Dow component Intel Corporation (INTC) has quietly outperformed in the past two months, holding above the October low while major benchmarks have plunged to the lowest lows since the third quarter of 2017. This bullish divergence could pay off in the first quarter of 2019, with a sturdy uptick that restores the stock's mixed technical outlook while raising the odds for an advance to new highs.

This superior performance could also presage a recovery wave in the beaten-down chip sector after a tough year that has dumped the iShares PHLX Semiconductor ETF (SOXX) to a 17-month low. That instrument dropped like a rock in October after failing to break out aove the 2000 bubble high, signaling a decline that could end its bull market run. So, while a chip bounce will delight traders, it may also mark the last opportunity for shareholders to exit at higher prices.

INTC Monthly Chart (1994 – 2018)

Monthly chart showing the share price performance of Intel Corporation (INTC)

A long-term uptrend stalled near $4.50 in 1993, giving way to a broad consolidation that ended with a 2015 breakout. The momentum crowd took control immediately, generating a series of parabolic impulses into March 2000, when the rally stalled in the low $70s. A breakout attempt failed six months later, posting an all-time high at $74.81, while a downturn into October 2002 reached a six-year low in the mid-teens.

A quick recovery wave into 2003 ended at $34.60, marking the highest high for the next 12 years, ahead of a shallow downtick that accelerated during the 2008 economic collapse. The sell-off found support in March 2009 less than one point under the 2002 low, finally signaling the end of the nine-year downtrend, while the subsequent bounce took another five years to complete a round trip into the 2003 high. 

The stock lifted three points above long-term resistance in January 2015 and dropped into a sideways pattern, ahead of a September 2017 breakout that set off long-term buying signals. The rally stalled at an 18-year high in the upper $50s in June 2018, yielding a downturn that ended in the low $40s in October. The monthly stochastics oscillator entered a buy cycle at the same time, raising the odds for higher prices through the first quarter of 2019.

INTC Weekly Chart (2015 – 2018)

Weekly chart showing the share price performance of Intel Corporation (INTC)

A Fibonacci grid stretched across price action since 2015 identifies two opposing outcomes.
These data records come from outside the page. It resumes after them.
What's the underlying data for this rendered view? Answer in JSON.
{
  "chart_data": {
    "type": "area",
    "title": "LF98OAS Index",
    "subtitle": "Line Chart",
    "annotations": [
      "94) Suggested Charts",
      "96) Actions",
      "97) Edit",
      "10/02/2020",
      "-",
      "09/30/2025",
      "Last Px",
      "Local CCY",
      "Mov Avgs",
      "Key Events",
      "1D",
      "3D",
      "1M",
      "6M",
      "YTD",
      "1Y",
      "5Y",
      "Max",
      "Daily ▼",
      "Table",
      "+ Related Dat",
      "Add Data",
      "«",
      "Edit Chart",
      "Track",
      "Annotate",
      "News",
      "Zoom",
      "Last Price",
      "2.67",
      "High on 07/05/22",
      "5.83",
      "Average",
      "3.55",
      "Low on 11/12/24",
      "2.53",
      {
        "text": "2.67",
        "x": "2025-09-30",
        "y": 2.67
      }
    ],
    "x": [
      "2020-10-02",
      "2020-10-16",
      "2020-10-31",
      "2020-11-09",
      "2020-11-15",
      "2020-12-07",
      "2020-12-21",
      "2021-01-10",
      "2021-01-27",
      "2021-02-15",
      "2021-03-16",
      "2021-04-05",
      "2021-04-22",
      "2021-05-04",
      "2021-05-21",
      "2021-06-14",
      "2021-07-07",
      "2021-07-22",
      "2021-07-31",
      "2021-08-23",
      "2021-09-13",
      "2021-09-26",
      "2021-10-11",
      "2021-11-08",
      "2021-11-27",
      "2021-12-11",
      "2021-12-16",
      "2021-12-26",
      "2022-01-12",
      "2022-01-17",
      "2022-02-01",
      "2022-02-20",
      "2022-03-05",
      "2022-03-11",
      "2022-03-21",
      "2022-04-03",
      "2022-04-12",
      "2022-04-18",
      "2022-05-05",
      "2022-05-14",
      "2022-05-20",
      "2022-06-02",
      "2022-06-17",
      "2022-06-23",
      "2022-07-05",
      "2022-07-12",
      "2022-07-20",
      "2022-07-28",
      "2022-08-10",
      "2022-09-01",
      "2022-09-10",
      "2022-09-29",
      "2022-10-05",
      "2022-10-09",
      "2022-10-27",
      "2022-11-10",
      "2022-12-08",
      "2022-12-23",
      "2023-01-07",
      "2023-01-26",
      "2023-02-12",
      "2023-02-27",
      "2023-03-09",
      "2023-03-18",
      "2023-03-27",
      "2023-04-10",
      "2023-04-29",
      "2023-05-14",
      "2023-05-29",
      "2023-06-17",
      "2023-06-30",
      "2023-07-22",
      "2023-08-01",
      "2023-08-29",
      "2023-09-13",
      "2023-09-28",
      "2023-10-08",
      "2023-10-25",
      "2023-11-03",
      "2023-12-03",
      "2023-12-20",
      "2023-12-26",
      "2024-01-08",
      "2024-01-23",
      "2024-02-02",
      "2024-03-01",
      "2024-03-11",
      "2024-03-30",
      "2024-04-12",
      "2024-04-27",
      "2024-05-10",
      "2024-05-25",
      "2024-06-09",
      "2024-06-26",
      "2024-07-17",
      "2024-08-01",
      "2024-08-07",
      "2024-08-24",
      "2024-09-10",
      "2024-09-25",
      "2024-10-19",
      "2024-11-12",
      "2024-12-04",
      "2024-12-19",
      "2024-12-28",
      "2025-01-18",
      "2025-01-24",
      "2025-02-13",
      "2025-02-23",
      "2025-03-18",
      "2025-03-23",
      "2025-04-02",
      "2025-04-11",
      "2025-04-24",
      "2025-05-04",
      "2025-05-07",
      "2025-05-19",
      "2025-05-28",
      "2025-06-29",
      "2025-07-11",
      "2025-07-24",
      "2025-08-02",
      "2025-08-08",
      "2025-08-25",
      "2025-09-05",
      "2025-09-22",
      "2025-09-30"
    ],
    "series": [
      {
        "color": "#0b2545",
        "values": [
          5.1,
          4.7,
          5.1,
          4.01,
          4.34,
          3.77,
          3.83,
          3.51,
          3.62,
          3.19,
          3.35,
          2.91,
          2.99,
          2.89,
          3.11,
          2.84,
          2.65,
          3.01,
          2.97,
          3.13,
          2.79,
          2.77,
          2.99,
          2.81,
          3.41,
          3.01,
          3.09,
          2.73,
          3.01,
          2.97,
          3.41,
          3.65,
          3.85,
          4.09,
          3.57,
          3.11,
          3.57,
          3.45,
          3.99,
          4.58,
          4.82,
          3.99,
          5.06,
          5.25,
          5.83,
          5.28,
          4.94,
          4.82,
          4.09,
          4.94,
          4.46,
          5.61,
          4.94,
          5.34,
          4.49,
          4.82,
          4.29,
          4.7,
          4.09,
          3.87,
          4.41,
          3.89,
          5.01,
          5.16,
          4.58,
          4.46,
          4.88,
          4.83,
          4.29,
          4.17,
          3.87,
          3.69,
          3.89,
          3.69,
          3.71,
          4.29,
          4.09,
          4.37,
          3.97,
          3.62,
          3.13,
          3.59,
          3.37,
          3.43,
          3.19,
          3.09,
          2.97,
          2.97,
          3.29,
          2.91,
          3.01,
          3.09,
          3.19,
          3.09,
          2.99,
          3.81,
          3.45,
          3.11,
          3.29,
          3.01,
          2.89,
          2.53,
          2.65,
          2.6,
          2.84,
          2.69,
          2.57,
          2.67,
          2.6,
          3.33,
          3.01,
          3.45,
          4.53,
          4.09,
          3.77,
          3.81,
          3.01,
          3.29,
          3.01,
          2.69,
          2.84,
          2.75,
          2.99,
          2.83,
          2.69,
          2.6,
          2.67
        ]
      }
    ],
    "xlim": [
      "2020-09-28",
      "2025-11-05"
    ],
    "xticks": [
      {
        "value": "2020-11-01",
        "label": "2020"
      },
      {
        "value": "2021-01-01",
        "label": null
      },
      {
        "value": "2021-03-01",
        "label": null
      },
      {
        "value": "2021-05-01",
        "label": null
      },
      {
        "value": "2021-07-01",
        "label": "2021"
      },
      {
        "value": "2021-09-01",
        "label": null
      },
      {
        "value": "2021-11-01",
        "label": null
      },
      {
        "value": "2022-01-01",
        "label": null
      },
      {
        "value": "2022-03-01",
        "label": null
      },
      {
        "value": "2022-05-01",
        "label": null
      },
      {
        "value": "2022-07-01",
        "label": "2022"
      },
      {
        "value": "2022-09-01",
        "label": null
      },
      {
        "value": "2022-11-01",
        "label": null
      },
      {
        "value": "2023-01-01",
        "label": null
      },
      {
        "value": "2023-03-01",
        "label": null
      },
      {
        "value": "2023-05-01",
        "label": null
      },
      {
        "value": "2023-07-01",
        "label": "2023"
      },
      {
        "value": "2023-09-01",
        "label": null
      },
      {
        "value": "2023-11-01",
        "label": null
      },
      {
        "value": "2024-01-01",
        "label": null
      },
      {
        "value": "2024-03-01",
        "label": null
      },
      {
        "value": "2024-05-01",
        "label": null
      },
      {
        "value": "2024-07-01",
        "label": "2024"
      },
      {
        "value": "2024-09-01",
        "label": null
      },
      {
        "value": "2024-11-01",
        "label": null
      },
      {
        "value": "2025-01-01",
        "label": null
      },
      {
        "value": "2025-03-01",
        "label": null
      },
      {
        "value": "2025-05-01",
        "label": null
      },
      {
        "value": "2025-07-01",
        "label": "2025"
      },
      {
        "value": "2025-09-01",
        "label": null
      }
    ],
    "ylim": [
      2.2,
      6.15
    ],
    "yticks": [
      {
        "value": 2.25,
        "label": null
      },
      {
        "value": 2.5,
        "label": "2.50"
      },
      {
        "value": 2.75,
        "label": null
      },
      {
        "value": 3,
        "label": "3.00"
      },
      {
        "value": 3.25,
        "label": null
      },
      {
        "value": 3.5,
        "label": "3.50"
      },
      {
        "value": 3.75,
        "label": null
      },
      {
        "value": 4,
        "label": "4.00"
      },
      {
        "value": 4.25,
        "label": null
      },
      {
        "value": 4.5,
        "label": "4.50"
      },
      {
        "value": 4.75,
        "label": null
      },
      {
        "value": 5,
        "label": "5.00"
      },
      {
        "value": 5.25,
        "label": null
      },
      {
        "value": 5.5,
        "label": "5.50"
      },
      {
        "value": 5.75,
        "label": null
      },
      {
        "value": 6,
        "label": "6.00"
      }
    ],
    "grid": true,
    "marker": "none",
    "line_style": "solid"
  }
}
On the bull side, the July 2017 to June 2018 uptick could mark the third wave in an Elliott five-wave pattern, with the pullback into October carving the fourth wave ahead of a fifth wave climax. However, the bear side can interpret the October 2017 into February 2018 sideways pattern as the fourth wave, while the rally into June sketched the fifth wave finale. The 14-month pattern supports this darker view, drawing a nearly completed head and shoulders top.

However, the monthly stochastics crossover favors higher prices in the first quarter of 2019, raising the odds for a rally that fills the July gap between $49 and $52 50 and negates the bearish pattern. The weekly indicator has now followed suit with a new buy cycle, adding authority to the bullish prediction. Just keep in mind that a sell-off into the upper $30s would negate this view, signaling an head and shoulders breakdown that could reach the low $30s as an initial target.

Price action in the next two weeks could offer valuable clues about the eventual outcome. The stock is trading more than four points above the October low at $42.36 as 2018 draws to a close. The latest bounce has stalled at 50- and 200-day exponential moving average (EMA) resistance, setting up a test in early January. A reversal right here would warn of an eventual breakdown, while a buying spike to $50 or so would suggest that the bullish gap fill is getting under way.

The Bottom Line

Intel stock has entered a bilateral scenario with a clearly defined time limit, favoring a strong recovery in the first quarter of 2019. Conversely, the failure to respond to this tailwind could presage a major breakdown. 

Disclosure: The author held no positions in the aforementioned securities at the time of publication.